DISH does not have its own wireless network, so it is operating Boost as an MVNO, buying wholesale network access from T-Mobile until DISH can build its planned cloud-native OpenRAN-compliant 5G network. DISH promised the FCC – the US telecom regulator – that its wireless network will cover 20% of the population by June 2022 and 70% of the population by June 2023, with a minimum of 15,000 cell sites.

However, the company confirmed during its Q3 earnings call that it has backed off a plan to activate 5G service in a single US market by year’s end, saying instead that it will have some preliminary markets up and running in Q1 2021. It won’t have a major market in operation until Q3 2021.

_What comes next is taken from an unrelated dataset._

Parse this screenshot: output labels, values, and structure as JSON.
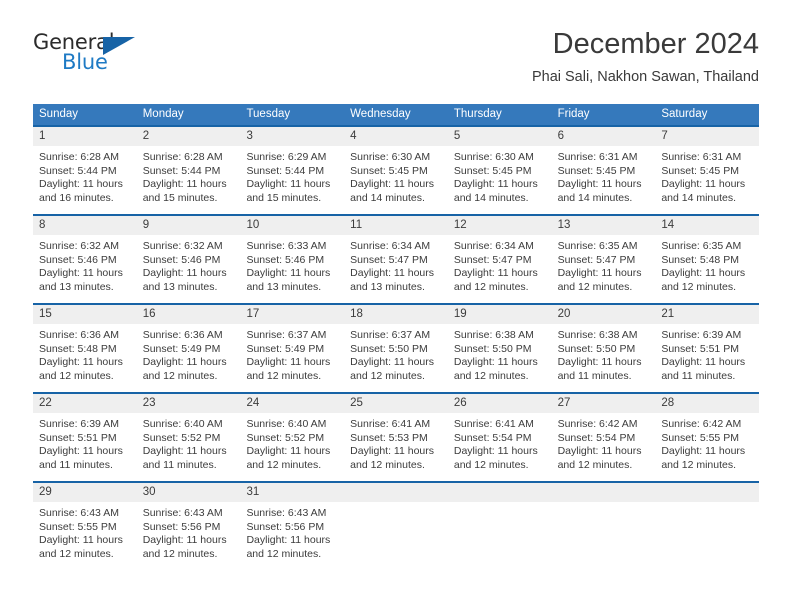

DISH needs persistence to succeed

DISH is also changing its network spending plan. Originally, the company intended to spend $10 billion – an amount that seems absurdly low – over three years to build its network but now says it will extend that full expenditure over seven years. That is because it will take a market-by-market monetization approach rather than building the entire network and then monetizing it.

The company aims to bring in revenues not just with wireless services for consumers but with services for enterprise customers, including Fortune 500 companies and even government agencies. Using 5G-enabled network slicing, the company believes it can create an attractive value proposition for enterprise customers seeking dedicated network access.

DISH’s lofty goals will take years to prove out, and its fluctuating plans give critics plenty of ammunition to argue that DISH does not have the right stuff (or enough funding) to succeed in wireless. Nonetheless, DISH has already come further than many expected on its wireless journey, and it is far too early to count the company out.